Chana does ignore boundaries and insert herself into her daughter’s love life, but her cruelty to Maja comes not because she is reluctant to accept Leah’s sexuality, as the trope might lead us to expect, but because she fears what may happen if she relinquishes control of her daughter. While Leah and Maja’s romance takes center stage in “Attachment,” it’s “also a maternal love story” for Gislason. “The tricky thing about loving people is that there’s always baggage, you have to carry a lot of their shit. Whether or not something bad will ever happen again is beside the point. In choosing to love this person, [you] choose to live with fear and risk.”

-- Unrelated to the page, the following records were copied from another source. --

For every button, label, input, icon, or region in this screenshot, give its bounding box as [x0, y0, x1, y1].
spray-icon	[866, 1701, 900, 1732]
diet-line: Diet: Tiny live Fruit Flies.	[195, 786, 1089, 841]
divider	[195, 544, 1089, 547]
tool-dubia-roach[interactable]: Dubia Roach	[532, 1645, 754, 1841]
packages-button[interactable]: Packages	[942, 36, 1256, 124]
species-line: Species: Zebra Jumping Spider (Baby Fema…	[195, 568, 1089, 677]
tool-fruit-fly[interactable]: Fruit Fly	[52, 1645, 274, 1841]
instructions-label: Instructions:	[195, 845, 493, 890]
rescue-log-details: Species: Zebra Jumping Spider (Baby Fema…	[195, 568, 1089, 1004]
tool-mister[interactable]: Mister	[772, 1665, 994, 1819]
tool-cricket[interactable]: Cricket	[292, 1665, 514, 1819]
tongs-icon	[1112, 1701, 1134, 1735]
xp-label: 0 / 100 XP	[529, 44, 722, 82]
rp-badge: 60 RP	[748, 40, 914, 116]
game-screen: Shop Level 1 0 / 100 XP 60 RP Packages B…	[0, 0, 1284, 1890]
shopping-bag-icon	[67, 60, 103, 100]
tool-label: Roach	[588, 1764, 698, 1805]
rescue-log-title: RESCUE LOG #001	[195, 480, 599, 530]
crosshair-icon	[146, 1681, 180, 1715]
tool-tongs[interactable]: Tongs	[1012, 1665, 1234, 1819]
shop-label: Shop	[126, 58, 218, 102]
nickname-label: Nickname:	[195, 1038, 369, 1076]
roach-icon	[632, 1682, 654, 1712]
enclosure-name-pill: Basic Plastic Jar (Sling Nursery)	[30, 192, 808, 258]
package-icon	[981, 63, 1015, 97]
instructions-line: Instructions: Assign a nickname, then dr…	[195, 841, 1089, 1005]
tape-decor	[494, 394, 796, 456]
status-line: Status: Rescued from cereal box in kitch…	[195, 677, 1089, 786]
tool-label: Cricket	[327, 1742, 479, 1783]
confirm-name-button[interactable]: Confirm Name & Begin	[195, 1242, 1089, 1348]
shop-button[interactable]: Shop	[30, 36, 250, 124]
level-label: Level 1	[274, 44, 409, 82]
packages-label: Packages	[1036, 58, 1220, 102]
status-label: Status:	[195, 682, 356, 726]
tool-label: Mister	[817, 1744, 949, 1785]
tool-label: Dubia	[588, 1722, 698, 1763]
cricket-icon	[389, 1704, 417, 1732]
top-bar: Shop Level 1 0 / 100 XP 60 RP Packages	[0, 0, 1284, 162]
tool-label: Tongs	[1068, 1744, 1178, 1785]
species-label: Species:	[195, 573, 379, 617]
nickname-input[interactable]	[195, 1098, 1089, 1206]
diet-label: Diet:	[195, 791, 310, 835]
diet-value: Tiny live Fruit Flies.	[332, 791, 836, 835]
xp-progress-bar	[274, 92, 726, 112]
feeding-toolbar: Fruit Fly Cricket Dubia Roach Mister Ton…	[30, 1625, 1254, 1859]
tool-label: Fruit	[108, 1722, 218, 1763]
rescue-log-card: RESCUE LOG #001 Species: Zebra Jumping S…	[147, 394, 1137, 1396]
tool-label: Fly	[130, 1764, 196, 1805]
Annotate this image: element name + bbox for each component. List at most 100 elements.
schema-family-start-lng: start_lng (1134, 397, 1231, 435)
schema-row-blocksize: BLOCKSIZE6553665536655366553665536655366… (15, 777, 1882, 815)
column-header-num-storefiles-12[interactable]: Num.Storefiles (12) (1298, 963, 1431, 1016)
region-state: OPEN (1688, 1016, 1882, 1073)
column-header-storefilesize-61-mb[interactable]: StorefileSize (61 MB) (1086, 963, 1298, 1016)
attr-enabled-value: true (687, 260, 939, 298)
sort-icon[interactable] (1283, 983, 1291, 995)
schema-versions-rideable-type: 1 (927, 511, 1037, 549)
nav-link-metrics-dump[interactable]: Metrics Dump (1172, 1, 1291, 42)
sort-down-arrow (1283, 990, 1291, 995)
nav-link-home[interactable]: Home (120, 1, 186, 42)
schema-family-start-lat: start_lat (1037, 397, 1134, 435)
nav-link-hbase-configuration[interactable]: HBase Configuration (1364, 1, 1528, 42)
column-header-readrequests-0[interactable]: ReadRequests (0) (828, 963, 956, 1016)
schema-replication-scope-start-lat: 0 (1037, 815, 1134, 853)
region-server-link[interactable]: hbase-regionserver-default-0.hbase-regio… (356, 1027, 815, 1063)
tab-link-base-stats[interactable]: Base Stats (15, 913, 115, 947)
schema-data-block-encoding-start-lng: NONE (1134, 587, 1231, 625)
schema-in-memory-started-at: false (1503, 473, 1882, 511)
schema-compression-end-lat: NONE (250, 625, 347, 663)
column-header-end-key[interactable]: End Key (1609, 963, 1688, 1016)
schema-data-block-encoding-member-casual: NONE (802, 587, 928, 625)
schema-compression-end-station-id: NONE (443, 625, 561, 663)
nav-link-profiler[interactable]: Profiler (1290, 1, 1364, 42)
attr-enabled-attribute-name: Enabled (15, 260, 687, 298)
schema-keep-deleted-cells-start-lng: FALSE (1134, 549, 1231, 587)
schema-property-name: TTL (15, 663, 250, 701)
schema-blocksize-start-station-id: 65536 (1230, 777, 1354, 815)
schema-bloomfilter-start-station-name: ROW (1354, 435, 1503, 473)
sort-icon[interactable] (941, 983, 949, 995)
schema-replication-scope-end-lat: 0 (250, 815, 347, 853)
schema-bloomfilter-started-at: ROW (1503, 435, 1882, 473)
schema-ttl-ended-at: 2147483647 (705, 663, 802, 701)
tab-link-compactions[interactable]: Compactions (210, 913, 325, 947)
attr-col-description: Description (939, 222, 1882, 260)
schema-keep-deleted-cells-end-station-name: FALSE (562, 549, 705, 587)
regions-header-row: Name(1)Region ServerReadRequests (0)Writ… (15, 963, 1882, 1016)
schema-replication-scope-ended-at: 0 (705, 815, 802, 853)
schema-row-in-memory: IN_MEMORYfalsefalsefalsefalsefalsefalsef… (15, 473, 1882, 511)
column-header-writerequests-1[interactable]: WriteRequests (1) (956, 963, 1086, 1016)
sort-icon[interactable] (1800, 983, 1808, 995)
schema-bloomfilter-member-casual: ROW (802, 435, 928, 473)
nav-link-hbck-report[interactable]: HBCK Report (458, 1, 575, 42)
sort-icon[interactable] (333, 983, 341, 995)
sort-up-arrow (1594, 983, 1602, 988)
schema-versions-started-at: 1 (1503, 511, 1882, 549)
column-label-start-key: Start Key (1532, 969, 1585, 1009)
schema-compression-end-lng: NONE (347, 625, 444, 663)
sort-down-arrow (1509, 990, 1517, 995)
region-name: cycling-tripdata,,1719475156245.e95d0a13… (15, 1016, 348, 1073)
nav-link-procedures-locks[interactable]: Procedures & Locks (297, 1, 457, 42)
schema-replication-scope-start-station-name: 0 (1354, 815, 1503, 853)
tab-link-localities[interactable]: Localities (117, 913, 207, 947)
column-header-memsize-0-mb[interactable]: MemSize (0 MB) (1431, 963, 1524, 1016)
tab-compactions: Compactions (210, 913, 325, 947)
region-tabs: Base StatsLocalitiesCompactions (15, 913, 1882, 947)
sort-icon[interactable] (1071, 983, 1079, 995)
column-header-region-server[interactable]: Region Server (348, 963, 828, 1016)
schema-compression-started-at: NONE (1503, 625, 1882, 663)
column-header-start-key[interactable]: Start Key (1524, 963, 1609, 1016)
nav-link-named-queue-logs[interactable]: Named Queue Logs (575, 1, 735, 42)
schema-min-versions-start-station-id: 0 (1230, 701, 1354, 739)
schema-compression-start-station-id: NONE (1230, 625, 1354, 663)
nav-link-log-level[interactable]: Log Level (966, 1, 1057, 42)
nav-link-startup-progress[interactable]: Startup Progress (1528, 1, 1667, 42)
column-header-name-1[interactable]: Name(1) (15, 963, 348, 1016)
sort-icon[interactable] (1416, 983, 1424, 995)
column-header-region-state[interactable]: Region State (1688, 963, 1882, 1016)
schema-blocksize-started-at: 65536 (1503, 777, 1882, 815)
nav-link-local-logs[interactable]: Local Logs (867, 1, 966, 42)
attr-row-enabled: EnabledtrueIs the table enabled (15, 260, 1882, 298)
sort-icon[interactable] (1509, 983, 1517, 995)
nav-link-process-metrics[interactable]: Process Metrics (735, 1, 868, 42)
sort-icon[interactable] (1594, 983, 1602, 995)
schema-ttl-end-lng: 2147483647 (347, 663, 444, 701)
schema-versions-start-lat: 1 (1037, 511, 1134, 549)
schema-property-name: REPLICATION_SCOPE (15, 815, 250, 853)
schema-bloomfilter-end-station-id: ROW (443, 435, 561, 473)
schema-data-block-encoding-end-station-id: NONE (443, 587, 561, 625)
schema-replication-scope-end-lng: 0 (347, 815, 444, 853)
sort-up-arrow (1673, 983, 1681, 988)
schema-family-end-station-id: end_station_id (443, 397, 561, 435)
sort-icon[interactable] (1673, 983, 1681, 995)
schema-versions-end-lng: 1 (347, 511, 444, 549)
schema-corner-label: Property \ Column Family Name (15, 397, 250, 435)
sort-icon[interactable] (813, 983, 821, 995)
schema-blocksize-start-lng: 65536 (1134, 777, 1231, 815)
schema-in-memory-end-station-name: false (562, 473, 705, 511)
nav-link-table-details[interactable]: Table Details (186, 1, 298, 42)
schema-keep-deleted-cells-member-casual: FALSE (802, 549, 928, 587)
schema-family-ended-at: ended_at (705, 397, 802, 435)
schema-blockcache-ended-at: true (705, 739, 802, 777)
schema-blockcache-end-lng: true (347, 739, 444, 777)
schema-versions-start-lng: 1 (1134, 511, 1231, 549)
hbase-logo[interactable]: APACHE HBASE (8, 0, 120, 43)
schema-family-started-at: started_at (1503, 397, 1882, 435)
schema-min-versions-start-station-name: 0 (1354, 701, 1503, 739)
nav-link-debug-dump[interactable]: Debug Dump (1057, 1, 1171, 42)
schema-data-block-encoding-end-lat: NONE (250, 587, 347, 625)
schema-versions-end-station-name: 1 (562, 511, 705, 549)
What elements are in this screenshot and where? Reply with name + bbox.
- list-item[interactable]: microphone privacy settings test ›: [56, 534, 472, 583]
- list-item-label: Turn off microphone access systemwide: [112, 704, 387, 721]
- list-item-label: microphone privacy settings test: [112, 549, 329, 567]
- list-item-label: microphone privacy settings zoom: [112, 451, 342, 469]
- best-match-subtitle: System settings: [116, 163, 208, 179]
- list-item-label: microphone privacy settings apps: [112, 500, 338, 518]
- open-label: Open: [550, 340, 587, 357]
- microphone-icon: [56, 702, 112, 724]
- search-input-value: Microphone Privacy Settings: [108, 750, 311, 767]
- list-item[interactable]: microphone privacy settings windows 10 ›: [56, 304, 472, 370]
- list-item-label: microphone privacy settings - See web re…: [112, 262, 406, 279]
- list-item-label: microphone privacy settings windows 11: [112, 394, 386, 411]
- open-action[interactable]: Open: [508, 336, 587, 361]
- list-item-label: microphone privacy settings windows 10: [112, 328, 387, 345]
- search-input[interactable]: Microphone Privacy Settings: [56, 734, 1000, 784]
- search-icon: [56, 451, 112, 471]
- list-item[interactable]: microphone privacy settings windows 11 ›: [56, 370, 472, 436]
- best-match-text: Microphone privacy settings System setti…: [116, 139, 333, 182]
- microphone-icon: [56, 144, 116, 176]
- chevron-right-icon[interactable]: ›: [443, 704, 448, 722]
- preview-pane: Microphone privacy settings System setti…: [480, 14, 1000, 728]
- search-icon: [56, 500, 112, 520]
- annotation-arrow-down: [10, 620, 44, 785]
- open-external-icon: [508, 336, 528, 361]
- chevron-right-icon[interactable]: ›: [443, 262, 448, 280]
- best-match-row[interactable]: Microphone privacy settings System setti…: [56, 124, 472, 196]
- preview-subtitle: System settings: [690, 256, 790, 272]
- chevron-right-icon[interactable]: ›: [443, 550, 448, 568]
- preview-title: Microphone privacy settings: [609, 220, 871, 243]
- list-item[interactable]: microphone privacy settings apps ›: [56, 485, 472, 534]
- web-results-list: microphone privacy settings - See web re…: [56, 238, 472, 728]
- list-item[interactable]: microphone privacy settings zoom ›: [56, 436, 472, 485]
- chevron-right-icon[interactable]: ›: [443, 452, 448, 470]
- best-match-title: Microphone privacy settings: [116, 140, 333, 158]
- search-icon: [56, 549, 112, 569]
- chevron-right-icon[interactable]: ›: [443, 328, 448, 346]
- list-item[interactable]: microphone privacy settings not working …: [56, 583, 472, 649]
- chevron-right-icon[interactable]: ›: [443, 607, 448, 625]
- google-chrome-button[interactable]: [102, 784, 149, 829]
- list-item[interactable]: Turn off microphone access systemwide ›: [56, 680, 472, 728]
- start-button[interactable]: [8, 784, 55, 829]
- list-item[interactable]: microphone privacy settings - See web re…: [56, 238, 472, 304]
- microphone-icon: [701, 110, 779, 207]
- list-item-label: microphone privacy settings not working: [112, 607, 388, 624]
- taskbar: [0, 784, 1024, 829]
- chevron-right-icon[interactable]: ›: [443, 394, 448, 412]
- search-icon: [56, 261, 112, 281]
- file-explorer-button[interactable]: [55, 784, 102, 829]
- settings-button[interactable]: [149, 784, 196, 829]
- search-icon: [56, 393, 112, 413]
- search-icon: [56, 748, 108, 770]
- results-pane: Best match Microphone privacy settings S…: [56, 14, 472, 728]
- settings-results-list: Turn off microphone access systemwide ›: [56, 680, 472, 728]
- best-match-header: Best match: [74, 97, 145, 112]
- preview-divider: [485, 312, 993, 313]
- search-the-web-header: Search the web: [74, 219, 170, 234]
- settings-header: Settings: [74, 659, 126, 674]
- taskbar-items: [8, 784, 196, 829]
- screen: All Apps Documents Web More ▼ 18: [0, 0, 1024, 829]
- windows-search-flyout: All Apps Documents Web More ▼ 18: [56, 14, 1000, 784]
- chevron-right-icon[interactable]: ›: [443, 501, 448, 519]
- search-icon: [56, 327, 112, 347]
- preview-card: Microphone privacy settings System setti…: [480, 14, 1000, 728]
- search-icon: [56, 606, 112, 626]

The choices that the three women make throughout the film engender a deep sense of mistrust that becomes a triangle of miscommunication. In one moment that will make any Jewish viewer seize with dread, Maja removes a small scroll containing the names of God from a hole in the wall, not trusting that Chana is capable of safeguarding her daughter. In the end, the trust between the love interests may not be fully restored, but this doesn’t negate their journey. Their resilience in the face of death solidifies “Attachment” in the long line of Jewish horror literature and cinema — a line that Gislason hopes to keep growing.